Als Ergänzung für den o.g. Link möchte ich hier noch kurz auf das für Windows verfügbare und grundsätzlich kostenlose „Windows Firewall Control“ hinweisen, mit dem ich bislang wirklich sehr gute Erfahrungen gemacht habe und mir einen Rechner ohne solch einen Schutz auch nicht mehr vorstellen kann.

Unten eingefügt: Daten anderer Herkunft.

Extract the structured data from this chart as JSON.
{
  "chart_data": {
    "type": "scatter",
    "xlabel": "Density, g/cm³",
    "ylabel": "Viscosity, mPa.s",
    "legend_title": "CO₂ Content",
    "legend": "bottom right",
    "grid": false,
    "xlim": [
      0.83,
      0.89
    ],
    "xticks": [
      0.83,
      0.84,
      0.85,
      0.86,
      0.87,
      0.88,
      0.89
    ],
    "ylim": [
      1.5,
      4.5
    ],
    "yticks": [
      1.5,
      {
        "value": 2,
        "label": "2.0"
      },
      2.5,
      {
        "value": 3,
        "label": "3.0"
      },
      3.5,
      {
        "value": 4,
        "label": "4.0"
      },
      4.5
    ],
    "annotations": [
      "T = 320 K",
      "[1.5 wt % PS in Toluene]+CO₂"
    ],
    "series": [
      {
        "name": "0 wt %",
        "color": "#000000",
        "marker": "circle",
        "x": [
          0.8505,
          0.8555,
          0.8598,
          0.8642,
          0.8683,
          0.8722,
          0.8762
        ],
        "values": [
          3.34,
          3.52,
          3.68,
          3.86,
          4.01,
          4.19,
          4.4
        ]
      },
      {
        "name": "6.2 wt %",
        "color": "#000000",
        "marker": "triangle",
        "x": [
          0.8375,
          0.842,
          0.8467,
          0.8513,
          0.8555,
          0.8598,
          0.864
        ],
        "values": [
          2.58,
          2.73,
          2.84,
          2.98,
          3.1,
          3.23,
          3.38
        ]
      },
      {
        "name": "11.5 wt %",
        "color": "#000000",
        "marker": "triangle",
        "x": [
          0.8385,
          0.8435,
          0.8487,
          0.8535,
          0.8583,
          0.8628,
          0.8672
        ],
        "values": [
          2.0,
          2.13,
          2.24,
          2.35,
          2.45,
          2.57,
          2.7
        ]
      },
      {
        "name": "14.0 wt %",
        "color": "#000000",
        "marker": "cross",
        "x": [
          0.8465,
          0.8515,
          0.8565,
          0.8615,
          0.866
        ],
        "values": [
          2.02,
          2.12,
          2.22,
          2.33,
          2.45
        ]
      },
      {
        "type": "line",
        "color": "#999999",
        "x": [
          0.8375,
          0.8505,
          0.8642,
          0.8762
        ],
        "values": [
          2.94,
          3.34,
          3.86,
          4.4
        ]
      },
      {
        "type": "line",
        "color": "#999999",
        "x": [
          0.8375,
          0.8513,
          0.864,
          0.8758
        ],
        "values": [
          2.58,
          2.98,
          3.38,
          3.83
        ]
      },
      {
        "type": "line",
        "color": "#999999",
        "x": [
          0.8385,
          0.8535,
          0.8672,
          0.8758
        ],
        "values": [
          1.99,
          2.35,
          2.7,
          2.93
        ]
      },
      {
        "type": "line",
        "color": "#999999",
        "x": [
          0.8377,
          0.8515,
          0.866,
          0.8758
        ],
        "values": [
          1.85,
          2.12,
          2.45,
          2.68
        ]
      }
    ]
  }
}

Wer sich gerne tiefer in den Kaninchenbau wagen möchte, der findet auf dem Blog genügend weitere Anregungen. Zum Beispiel hier: »Linux härten«: Ein sicheres Desktop-System
Hi, Mike, danke für diesen Beitrag!
Eine Frage zu
Könntest du bitte sagen, welches USB-Gehäuse du benutzt? Ich habe ebenfalls versucht, obiges bei mir umzusetzen. Zuerst hatte ich mir die Icy Box IB-RD2253-U31 besorgt, in die allerdings meine beiden 2,5 Zoll-Platten nicht passten, weil deren Bauhöhe zu groß war (> 9,5 mm). Dann habe ich das StarTech S252BU33R gekauft. Da passen zwar die Platten rein – aber Borgbackup rödelt stundenlang herum, ohne zu einem Ende zu kommen. Ich vermute, dass der eingebaute RAID-Controller nichts taugt.
Daher die Frage: Welches Teil versieht bei dir zuverlässig den Dienst?
Icy Box IB-RD3620SU3.
Danke! Das erste Backup damit verlief heute damit erfolgreich.
Vielleicht sollte mensch dementsprechend besser von IT-Sicherung sprechen – genauso wie philosophisch vom Zeitalter der Aufklärung, und nicht etwa von der Aufgeklärtheit, die Rede ist.
Noch eine Analogie: eine elektrische Sicherung wird ebenfalls zuweilen auf ihre Funktionstüchtigkeit überprüft.
Hallo Mike,
vielen Dank für deine tolle Webseite und die vielen guten Tipps und Infos zur IT-Sicherheit.
Ich habe jetzt Mozilla Firefox und die oben empfohlenen Add-Ons
(μBlock Origin (Empfehlung: Wie ihr das Addon einstellen solltet)
NoScript – Für Firefox Mobile: Download von »NSA++ (NoScript 3.5 alpha)«
Self-Destructing Cookies
HTTPS Everywhere
Smart Referer
CanvasBlocker
Privacy Settings [aktiviert dort »Full Privacy«])
installiert.
Leider funktionieren jetzt auf vielen Webseiten viele Inhalte nicht mehr, werden nicht geladen und angezeigt, Videos lassen sich nicht mehr abspielen, downloads nicht mehr starten.
Es ist zwar toll, wenn mein PC jetzt „safe“ ist, ich aber in der Ansicht von Webseiteninhalten und der Nutzung von Medieninhalten (downloads, Videos usw.) so stark beschnitten werde.
Gibt es denn keine Möglichkeit, sich abzusichern aber dennoch nicht einen großen Teil der angebotenen Inhalte zu verlieren?
Viele Grüße
Klaus
Hallo Klaus,
lies dir mal die Serie »Not my data!« durch. Ansonsten gilt: Diese Addons bringen in der Tat mehr Sicherheit und Privatsphäre, nur muss man sich damit auch beschäftigen und die Addons feintunen bzw. für einzelne Seiten anpassen. Wie das geht, steht unter anderem in der verlinkten Artikelserie.